The testbench load request as fast as possible without regard for the timing information in the trace is itself dependent on the average memory access time and using it would not give an accurate picture of how the design implemented in this work actually affect the average memory latency. It would have been preferable to perform the trace-based simulation using realistic timing, but the inter dependence of the rate at which memory requests are used with the average response time for the memory requests makes the synthesis of such timing difficult. Therefore, the traces were read into the simulation as quickly as posible. Accelerated traces allow the controller to achieve its maximum possible performance because the maximum amount of concurrency is available. Although using accelerated traces can hide some of the downfalls of certain controller implementations.

However, because of intellectual property protection, obtaining memory figures that are suitable for use in industrial applications is difficult. The use of nonlinear regression modelling of memory properties in conjunction with a black box approach is one approach that can be used to deal with a lack of available numbers in this scenario.

Figures 9 and 10 show the simulation results of the proposed method. RTL and Technology diagram of the cache memory block of the proposed method. Everything about memory characteristics that were used in the experimental evaluation was presented in the same way it had been before.

Fig. 9
figure 9

Technology view of cache memory block

Fig. 10
figure 10

RTL schematic view of memory block

As shown in Fig. 11, the results of dynamic energy minimization experiments conducted on 16 benchmark applications in terms of normalised average power consumption, along with a power analysis performed on the proposed algorithm, were compared to the theoretical results. This analysis displays total power, supply power, and other information (Fig. 12).

Fig. 11
figure 11

Power consumption based on power analysis

Fig. 12
figure 12

Device utilisation

Conclusion

When developing and designing for high performance microprocessors, it is essential to develop and design an effective cache memory algorithm that generates an effective system.
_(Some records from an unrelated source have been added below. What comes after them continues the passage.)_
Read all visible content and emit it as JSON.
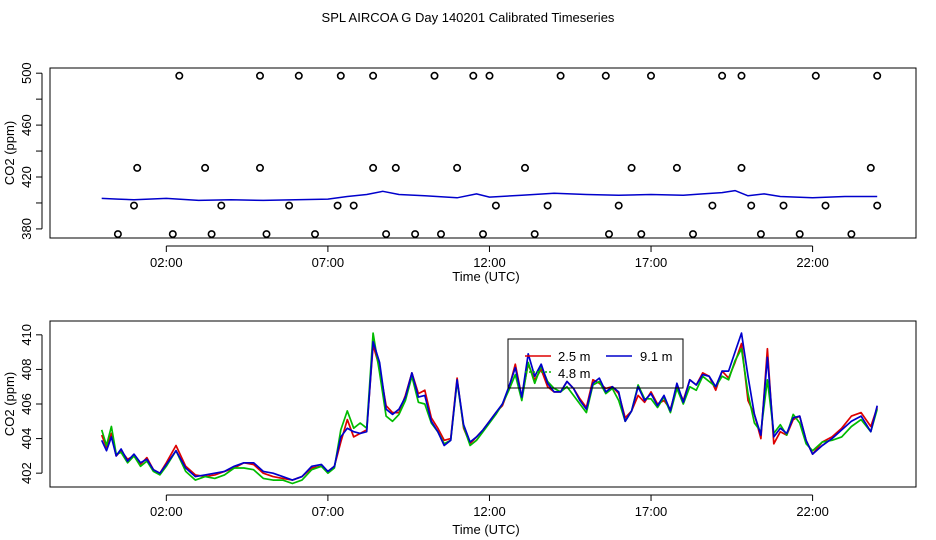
{
  "title": "SPL AIRCOA G  Day 140201  Calibrated Timeseries",
  "colors": {
    "s25": "#dd0000",
    "s48": "#00bb00",
    "s91": "#0000cc",
    "axis": "#000000"
  },
  "chart_data": [
    {
      "type": "line+scatter",
      "ylabel": "CO2 (ppm)",
      "xlabel": "Time (UTC)",
      "xlim": [
        -1.6,
        25.2
      ],
      "ylim": [
        373,
        504
      ],
      "x_ticks": [
        2,
        7,
        12,
        17,
        22
      ],
      "x_tick_labels": [
        "02:00",
        "07:00",
        "12:00",
        "17:00",
        "22:00"
      ],
      "y_ticks": [
        380,
        400,
        420,
        440,
        460,
        480,
        500
      ],
      "y_tick_labels": [
        "380",
        "",
        "420",
        "",
        "460",
        "",
        "500"
      ],
      "line": {
        "name": "CO2 timeseries",
        "x": [
          0.0,
          0.5,
          1.0,
          2.0,
          3.0,
          4.0,
          5.0,
          6.0,
          7.0,
          7.6,
          8.2,
          8.7,
          9.2,
          10.0,
          11.0,
          11.6,
          12.0,
          13.0,
          14.0,
          15.0,
          16.0,
          17.0,
          18.0,
          18.6,
          19.2,
          19.6,
          20.0,
          20.5,
          21.0,
          22.0,
          23.0,
          24.0
        ],
        "y": [
          403.5,
          403.0,
          402.5,
          403.5,
          402.0,
          402.5,
          402.0,
          402.5,
          403.0,
          405.0,
          406.5,
          409.0,
          406.5,
          405.5,
          404.0,
          407.0,
          404.5,
          406.0,
          407.5,
          406.5,
          406.0,
          406.5,
          406.0,
          407.0,
          408.0,
          409.5,
          405.5,
          407.0,
          405.0,
          404.0,
          405.0,
          405.0
        ]
      },
      "calibration_points": {
        "name": "calibration / reference measurements",
        "x": [
          0.5,
          2.2,
          3.4,
          5.1,
          6.6,
          8.8,
          9.7,
          10.5,
          11.8,
          13.4,
          15.7,
          16.7,
          18.3,
          20.4,
          21.6,
          23.2,
          1.0,
          3.7,
          5.8,
          7.3,
          7.8,
          12.2,
          13.8,
          16.0,
          18.9,
          20.1,
          21.1,
          22.4,
          24.0,
          1.1,
          3.2,
          4.9,
          8.4,
          9.1,
          11.0,
          13.1,
          16.4,
          17.8,
          19.8,
          23.8,
          2.4,
          4.9,
          6.1,
          7.4,
          8.4,
          10.3,
          11.5,
          12.0,
          14.2,
          15.6,
          17.0,
          19.2,
          19.8,
          22.1,
          24.0
        ],
        "y": [
          376,
          376,
          376,
          376,
          376,
          376,
          376,
          376,
          376,
          376,
          376,
          376,
          376,
          376,
          376,
          376,
          398,
          398,
          398,
          398,
          398,
          398,
          398,
          398,
          398,
          398,
          398,
          398,
          398,
          427,
          427,
          427,
          427,
          427,
          427,
          427,
          427,
          427,
          427,
          427,
          498,
          498,
          498,
          498,
          498,
          498,
          498,
          498,
          498,
          498,
          498,
          498,
          498,
          498,
          498
        ]
      }
    },
    {
      "type": "line",
      "ylabel": "CO2 (ppm)",
      "xlabel": "Time (UTC)",
      "xlim": [
        -1.6,
        25.2
      ],
      "ylim": [
        401.2,
        410.8
      ],
      "x_ticks": [
        2,
        7,
        12,
        17,
        22
      ],
      "x_tick_labels": [
        "02:00",
        "07:00",
        "12:00",
        "17:00",
        "22:00"
      ],
      "y_ticks": [
        402,
        404,
        406,
        408,
        410
      ],
      "y_tick_labels": [
        "402",
        "404",
        "406",
        "408",
        "410"
      ],
      "legend": {
        "position": "top-center",
        "entries": [
          "2.5 m",
          "9.1 m",
          "4.8 m"
        ]
      },
      "series": [
        {
          "name": "2.5 m",
          "color": "#dd0000",
          "x": [
            0.0,
            0.15,
            0.3,
            0.45,
            0.6,
            0.8,
            1.0,
            1.2,
            1.4,
            1.6,
            1.8,
            2.0,
            2.3,
            2.6,
            2.9,
            3.2,
            3.5,
            3.8,
            4.1,
            4.4,
            4.7,
            5.0,
            5.3,
            5.6,
            5.9,
            6.2,
            6.5,
            6.8,
            7.0,
            7.2,
            7.4,
            7.6,
            7.8,
            8.0,
            8.2,
            8.4,
            8.6,
            8.8,
            9.0,
            9.2,
            9.4,
            9.6,
            9.8,
            10.0,
            10.2,
            10.4,
            10.6,
            10.8,
            11.0,
            11.2,
            11.4,
            11.6,
            11.8,
            12.0,
            12.2,
            12.4,
            12.6,
            12.8,
            13.0,
            13.2,
            13.4,
            13.6,
            13.8,
            14.0,
            14.2,
            14.4,
            14.6,
            14.8,
            15.0,
            15.2,
            15.4,
            15.6,
            15.8,
            16.0,
            16.2,
            16.4,
            16.6,
            16.8,
            17.0,
            17.2,
            17.4,
            17.6,
            17.8,
            18.0,
            18.2,
            18.4,
            18.6,
            18.8,
            19.0,
            19.2,
            19.4,
            19.6,
            19.8,
            20.0,
            20.2,
            20.4,
            20.6,
            20.8,
            21.0,
            21.2,
            21.4,
            21.6,
            21.8,
            22.0,
            22.3,
            22.6,
            22.9,
            23.2,
            23.5,
            23.8,
            24.0
          ],
          "y": [
            404.2,
            403.5,
            404.3,
            403.0,
            403.3,
            402.8,
            403.0,
            402.5,
            402.9,
            402.2,
            402.0,
            402.6,
            403.6,
            402.4,
            401.9,
            401.8,
            401.9,
            402.1,
            402.3,
            402.6,
            402.5,
            402.0,
            401.8,
            401.7,
            401.6,
            401.8,
            402.3,
            402.4,
            402.1,
            402.4,
            403.8,
            405.1,
            404.1,
            404.3,
            404.5,
            409.4,
            408.1,
            405.9,
            405.5,
            405.5,
            406.5,
            407.8,
            406.6,
            406.8,
            405.2,
            404.6,
            403.9,
            404.0,
            407.5,
            404.6,
            403.7,
            404.1,
            404.5,
            405.0,
            405.5,
            405.9,
            406.9,
            408.3,
            406.4,
            408.3,
            407.4,
            408.0,
            407.0,
            406.7,
            406.7,
            407.3,
            406.9,
            406.3,
            405.8,
            407.4,
            407.2,
            406.9,
            407.0,
            406.6,
            405.2,
            405.6,
            406.5,
            406.1,
            406.7,
            406.0,
            406.2,
            405.7,
            407.0,
            406.2,
            407.4,
            407.1,
            407.8,
            407.6,
            406.8,
            407.9,
            407.5,
            408.4,
            409.5,
            406.2,
            405.4,
            404.0,
            409.2,
            403.7,
            404.4,
            404.2,
            405.1,
            405.3,
            403.9,
            403.1,
            403.8,
            404.1,
            404.6,
            405.3,
            405.5,
            404.7,
            405.8
          ]
        },
        {
          "name": "4.8 m",
          "color": "#00bb00",
          "x": [
            0.0,
            0.15,
            0.3,
            0.45,
            0.6,
            0.8,
            1.0,
            1.2,
            1.4,
            1.6,
            1.8,
            2.0,
            2.3,
            2.6,
            2.9,
            3.2,
            3.5,
            3.8,
            4.1,
            4.4,
            4.7,
            5.0,
            5.3,
            5.6,
            5.9,
            6.2,
            6.5,
            6.8,
            7.0,
            7.2,
            7.4,
            7.6,
            7.8,
            8.0,
            8.2,
            8.4,
            8.6,
            8.8,
            9.0,
            9.2,
            9.4,
            9.6,
            9.8,
            10.0,
            10.2,
            10.4,
            10.6,
            10.8,
            11.0,
            11.2,
            11.4,
            11.6,
            11.8,
            12.0,
            12.2,
            12.4,
            12.6,
            12.8,
            13.0,
            13.2,
            13.4,
            13.6,
            13.8,
            14.0,
            14.2,
            14.4,
            14.6,
            14.8,
            15.0,
            15.2,
            15.4,
            15.6,
            15.8,
            16.0,
            16.2,
            16.4,
            16.6,
            16.8,
            17.0,
            17.2,
            17.4,
            17.6,
            17.8,
            18.0,
            18.2,
            18.4,
            18.6,
            18.8,
            19.0,
            19.2,
            19.4,
            19.6,
            19.8,
            20.0,
            20.2,
            20.4,
            20.6,
            20.8,
            21.0,
            21.2,
            21.4,
            21.6,
            21.8,
            22.0,
            22.3,
            22.6,
            22.9,
            23.2,
            23.5,
            23.8,
            24.0
          ],
          "y": [
            404.5,
            403.6,
            404.7,
            403.1,
            403.2,
            402.6,
            403.0,
            402.4,
            402.7,
            402.1,
            401.9,
            402.4,
            403.3,
            402.1,
            401.6,
            401.8,
            401.7,
            401.9,
            402.3,
            402.3,
            402.2,
            401.7,
            401.6,
            401.6,
            401.4,
            401.6,
            402.2,
            402.4,
            402.0,
            402.3,
            404.5,
            405.6,
            404.6,
            404.9,
            404.6,
            410.1,
            407.8,
            405.3,
            405.0,
            405.4,
            406.2,
            407.6,
            406.1,
            406.0,
            404.9,
            404.4,
            403.7,
            403.9,
            407.3,
            404.7,
            403.6,
            403.9,
            404.4,
            404.9,
            405.4,
            406.0,
            406.8,
            407.7,
            406.2,
            408.4,
            407.2,
            408.2,
            407.3,
            406.9,
            406.7,
            407.0,
            406.5,
            406.0,
            405.5,
            407.1,
            407.3,
            406.6,
            406.9,
            406.2,
            405.0,
            405.6,
            407.1,
            406.3,
            406.3,
            405.8,
            406.4,
            405.5,
            406.9,
            406.0,
            407.0,
            406.8,
            407.6,
            407.3,
            407.0,
            407.6,
            407.4,
            408.5,
            409.2,
            406.6,
            404.9,
            404.4,
            407.4,
            404.3,
            404.8,
            404.2,
            405.4,
            404.9,
            403.7,
            403.3,
            403.8,
            403.9,
            404.1,
            404.7,
            405.1,
            404.4,
            405.7
          ]
        },
        {
          "name": "9.1 m",
          "color": "#0000cc",
          "x": [
            0.0,
            0.15,
            0.3,
            0.45,
            0.6,
            0.8,
            1.0,
            1.2,
            1.4,
            1.6,
            1.8,
            2.0,
            2.3,
            2.6,
            2.9,
            3.2,
            3.5,
            3.8,
            4.1,
            4.4,
            4.7,
            5.0,
            5.3,
            5.6,
            5.9,
            6.2,
            6.5,
            6.8,
            7.0,
            7.2,
            7.4,
            7.6,
            7.8,
            8.0,
            8.2,
            8.4,
            8.6,
            8.8,
            9.0,
            9.2,
            9.4,
            9.6,
            9.8,
            10.0,
            10.2,
            10.4,
            10.6,
            10.8,
            11.0,
            11.2,
            11.4,
            11.6,
            11.8,
            12.0,
            12.2,
            12.4,
            12.6,
            12.8,
            13.0,
            13.2,
            13.4,
            13.6,
            13.8,
            14.0,
            14.2,
            14.4,
            14.6,
            14.8,
            15.0,
            15.2,
            15.4,
            15.6,
            15.8,
            16.0,
            16.2,
            16.4,
            16.6,
            16.8,
            17.0,
            17.2,
            17.4,
            17.6,
            17.8,
            18.0,
            18.2,
            18.4,
            18.6,
            18.8,
            19.0,
            19.2,
            19.4,
            19.6,
            19.8,
            20.0,
            20.2,
            20.4,
            20.6,
            20.8,
            21.0,
            21.2,
            21.4,
            21.6,
            21.8,
            22.0,
            22.3,
            22.6,
            22.9,
            23.2,
            23.5,
            23.8,
            24.0
          ],
          "y": [
            403.9,
            403.3,
            404.1,
            403.0,
            403.4,
            402.7,
            403.1,
            402.6,
            402.8,
            402.2,
            402.0,
            402.5,
            403.3,
            402.3,
            401.8,
            401.9,
            402.0,
            402.1,
            402.4,
            402.6,
            402.6,
            402.1,
            402.0,
            401.8,
            401.6,
            401.8,
            402.4,
            402.5,
            402.1,
            402.4,
            404.1,
            404.6,
            404.4,
            404.3,
            404.4,
            409.6,
            408.4,
            405.7,
            405.4,
            405.7,
            406.4,
            407.8,
            406.4,
            406.5,
            405.0,
            404.4,
            403.6,
            403.9,
            407.4,
            404.8,
            403.8,
            404.1,
            404.5,
            405.0,
            405.5,
            406.0,
            407.0,
            408.1,
            406.4,
            408.9,
            407.6,
            408.3,
            407.2,
            406.7,
            406.7,
            407.3,
            406.9,
            406.2,
            405.7,
            407.2,
            407.5,
            406.7,
            407.0,
            406.7,
            405.0,
            405.6,
            407.0,
            406.2,
            406.6,
            405.9,
            406.5,
            405.6,
            407.2,
            406.1,
            407.4,
            407.1,
            407.7,
            407.6,
            407.0,
            407.9,
            407.9,
            409.0,
            410.1,
            407.6,
            405.4,
            404.2,
            408.7,
            404.1,
            404.6,
            404.3,
            405.2,
            405.3,
            403.9,
            403.1,
            403.6,
            404.0,
            404.5,
            405.0,
            405.3,
            404.4,
            405.9
          ]
        }
      ]
    }
  ]
}
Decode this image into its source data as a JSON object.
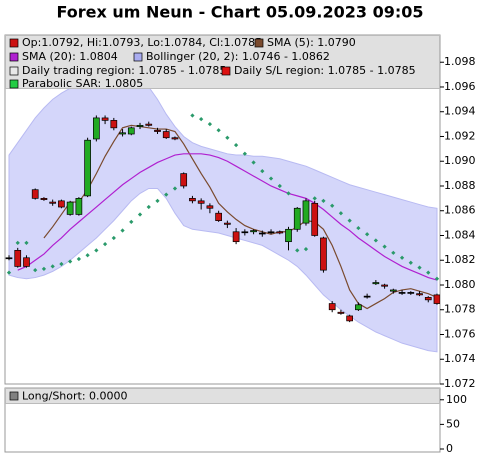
{
  "chart_data": [
    {
      "type": "candlestick",
      "title": "Forex um Neun - Chart 05.09.2023 09:05",
      "ylim": [
        1.072,
        1.1002
      ],
      "yticks": [
        1.072,
        1.074,
        1.076,
        1.078,
        {
          "value": 1.08,
          "label": "1.080"
        },
        1.082,
        1.084,
        1.086,
        1.088,
        {
          "value": 1.09,
          "label": "1.090"
        },
        1.092,
        1.094,
        1.096,
        1.098
      ],
      "candles": {
        "name": "Op:1.0792, Hi:1.0793, Lo:1.0784, Cl:1.0785",
        "up_color": "#22aa22",
        "down_color": "#cc1111",
        "open": [
          1.0822,
          1.0828,
          1.0822,
          1.0877,
          1.087,
          1.0867,
          1.0868,
          1.0857,
          1.0857,
          1.0872,
          1.0918,
          1.0935,
          1.0933,
          1.0922,
          1.0922,
          1.0928,
          1.093,
          1.0925,
          1.0924,
          1.0919,
          1.089,
          1.087,
          1.0868,
          1.0864,
          1.0858,
          1.085,
          1.0843,
          1.0843,
          1.0843,
          1.0842,
          1.0843,
          1.0843,
          1.0835,
          1.0845,
          1.085,
          1.0866,
          1.0838,
          1.0785,
          1.0778,
          1.0775,
          1.078,
          1.0791,
          1.0801,
          1.08,
          1.0795,
          1.0794,
          1.0794,
          1.0793,
          1.079,
          1.0792
        ],
        "high": [
          1.0824,
          1.083,
          1.0824,
          1.0878,
          1.0871,
          1.0869,
          1.0869,
          1.0868,
          1.0871,
          1.0919,
          1.0937,
          1.0937,
          1.0935,
          1.0926,
          1.0928,
          1.0931,
          1.0932,
          1.0927,
          1.0926,
          1.092,
          1.0891,
          1.0872,
          1.087,
          1.0866,
          1.086,
          1.0852,
          1.0846,
          1.0845,
          1.0845,
          1.0844,
          1.0845,
          1.0844,
          1.0847,
          1.0863,
          1.087,
          1.0868,
          1.0839,
          1.0787,
          1.078,
          1.0776,
          1.0786,
          1.0793,
          1.0804,
          1.0801,
          1.0797,
          1.0796,
          1.0795,
          1.0795,
          1.0791,
          1.0793
        ],
        "low": [
          1.082,
          1.0814,
          1.0814,
          1.0869,
          1.0868,
          1.0864,
          1.0862,
          1.0856,
          1.0856,
          1.0871,
          1.0916,
          1.093,
          1.0925,
          1.092,
          1.0921,
          1.0926,
          1.0928,
          1.0922,
          1.0918,
          1.0917,
          1.0878,
          1.0866,
          1.0861,
          1.0858,
          1.0851,
          1.0846,
          1.0833,
          1.084,
          1.0841,
          1.0839,
          1.0841,
          1.0841,
          1.0828,
          1.0843,
          1.0848,
          1.0839,
          1.081,
          1.0778,
          1.0776,
          1.077,
          1.0779,
          1.0789,
          1.08,
          1.0797,
          1.0793,
          1.0792,
          1.0792,
          1.0791,
          1.0786,
          1.0784
        ],
        "close": [
          1.0822,
          1.0815,
          1.0815,
          1.087,
          1.0869,
          1.0866,
          1.0863,
          1.0867,
          1.087,
          1.0917,
          1.0935,
          1.0933,
          1.0927,
          1.0923,
          1.0927,
          1.0929,
          1.0929,
          1.0924,
          1.0919,
          1.0918,
          1.088,
          1.0868,
          1.0866,
          1.0862,
          1.0852,
          1.0849,
          1.0835,
          1.0843,
          1.0844,
          1.0842,
          1.0843,
          1.0842,
          1.0845,
          1.0862,
          1.0868,
          1.084,
          1.0812,
          1.078,
          1.0777,
          1.0771,
          1.0784,
          1.0791,
          1.0802,
          1.0799,
          1.0796,
          1.0794,
          1.0794,
          1.0792,
          1.0788,
          1.0785
        ]
      },
      "series": [
        {
          "name": "SMA (5): 1.0790",
          "color": "#7a4a2e",
          "values": [
            null,
            null,
            null,
            null,
            1.0838,
            1.0847,
            1.0857,
            1.0867,
            1.0867,
            1.0877,
            1.089,
            1.0904,
            1.0916,
            1.0927,
            1.0929,
            1.0928,
            1.0927,
            1.0926,
            1.0926,
            1.0924,
            1.0914,
            1.0902,
            1.089,
            1.0879,
            1.0866,
            1.0859,
            1.0853,
            1.0848,
            1.0845,
            1.0843,
            1.0841,
            1.0843,
            1.0843,
            1.0847,
            1.0852,
            1.0851,
            1.0845,
            1.0832,
            1.0815,
            1.0796,
            1.0785,
            1.0781,
            1.0785,
            1.0789,
            1.0794,
            1.0796,
            1.0797,
            1.0795,
            1.0793,
            1.079
          ]
        },
        {
          "name": "SMA (20): 1.0804",
          "color": "#b020d0",
          "values": [
            null,
            1.0812,
            1.0815,
            1.082,
            1.0825,
            1.0832,
            1.0838,
            1.0845,
            1.0851,
            1.0857,
            1.0863,
            1.0869,
            1.0875,
            1.0881,
            1.0886,
            1.0891,
            1.0895,
            1.0899,
            1.0902,
            1.0905,
            1.0906,
            1.0906,
            1.0906,
            1.0905,
            1.0903,
            1.09,
            1.0896,
            1.0892,
            1.0888,
            1.0884,
            1.088,
            1.0877,
            1.0874,
            1.0872,
            1.087,
            1.0866,
            1.0861,
            1.0855,
            1.0849,
            1.0844,
            1.0838,
            1.0833,
            1.0828,
            1.0823,
            1.0819,
            1.0815,
            1.0812,
            1.0809,
            1.0806,
            1.0804
          ]
        }
      ],
      "bollinger": {
        "name": "Bollinger (20, 2): 1.0746 - 1.0862",
        "color": "#d4d6fa",
        "legend_color": "#a9acf0",
        "upper": [
          1.0905,
          1.0915,
          1.0925,
          1.0935,
          1.0943,
          1.095,
          1.0955,
          1.0959,
          1.0962,
          1.0965,
          1.097,
          1.0972,
          1.0973,
          1.0972,
          1.097,
          1.0966,
          1.096,
          1.095,
          1.0938,
          1.0928,
          1.092,
          1.0915,
          1.0912,
          1.091,
          1.0908,
          1.0906,
          1.0905,
          1.0905,
          1.0904,
          1.0904,
          1.0903,
          1.0902,
          1.09,
          1.0898,
          1.0896,
          1.0893,
          1.089,
          1.0887,
          1.0884,
          1.0881,
          1.0879,
          1.0877,
          1.0875,
          1.0873,
          1.0871,
          1.0869,
          1.0867,
          1.0865,
          1.0863,
          1.0862
        ],
        "lower": [
          1.0808,
          1.0806,
          1.0805,
          1.0806,
          1.0808,
          1.0811,
          1.0815,
          1.082,
          1.0826,
          1.0832,
          1.0838,
          1.0845,
          1.0852,
          1.086,
          1.0868,
          1.0874,
          1.0878,
          1.0878,
          1.087,
          1.0858,
          1.0848,
          1.0845,
          1.0844,
          1.0843,
          1.0842,
          1.084,
          1.0838,
          1.0836,
          1.0834,
          1.0832,
          1.0828,
          1.0824,
          1.082,
          1.0815,
          1.0808,
          1.08,
          1.0792,
          1.0786,
          1.078,
          1.0775,
          1.077,
          1.0766,
          1.0762,
          1.0759,
          1.0756,
          1.0753,
          1.0751,
          1.0749,
          1.0747,
          1.0746
        ]
      },
      "daily_trading_region": {
        "name": "Daily trading region: 1.0785 - 1.0785",
        "color": "#e8e8e8"
      },
      "daily_sl_region": {
        "name": "Daily S/L region: 1.0785 - 1.0785",
        "color": "#dd1111"
      },
      "sar": {
        "name": "Parabolic SAR: 1.0805",
        "color": "#2a9a6a",
        "legend_color": "#22cc44",
        "values": [
          1.081,
          1.0834,
          1.0834,
          1.0812,
          1.0813,
          1.0815,
          1.0817,
          1.0819,
          1.0821,
          1.0824,
          1.0828,
          1.0833,
          1.0838,
          1.0844,
          1.0851,
          1.0857,
          1.0863,
          1.0868,
          1.0873,
          1.0878,
          1.0882,
          1.0937,
          1.0934,
          1.093,
          1.0925,
          1.0919,
          1.0913,
          1.0906,
          1.0899,
          1.0892,
          1.0886,
          1.088,
          1.0874,
          1.0828,
          1.0829,
          1.087,
          1.0868,
          1.0864,
          1.0858,
          1.0852,
          1.0846,
          1.0841,
          1.0836,
          1.0831,
          1.0826,
          1.0822,
          1.0818,
          1.0814,
          1.081,
          1.0805
        ]
      }
    },
    {
      "type": "line",
      "ylim": [
        0,
        130
      ],
      "yticks": [
        0,
        50,
        100
      ],
      "series": [
        {
          "name": "Long/Short: 0.0000",
          "color": "#808080",
          "values": []
        }
      ]
    }
  ]
}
Memory-intensive applications can benefit from the first method, which combines optimization of memory allocation with application binding to provide a more efficient solution. It is possible to achieve application-specific dynamic energy minimization in memory subsystems when running memory-intensive applications using this method, which is particularly advantageous when running memory-intensive applications. Based on a comparison with using a single memory block only, the determined results are optimal, with average reductions of more than 80% on an ongoing basis on an ongoing basis. ELMM memory subsystem configurations with split ELMM memory subsystems have proven to be a highly efficient switch when it comes to designing low-power System-on-Chip devices. Two memory blocks can be used in this area to achieve the greatest possible improvement instead of just one memory block, which is the case with the former. It turns out, on the other hand, that the allocation of additional memories results in only a marginal increase in the amount of energy saved.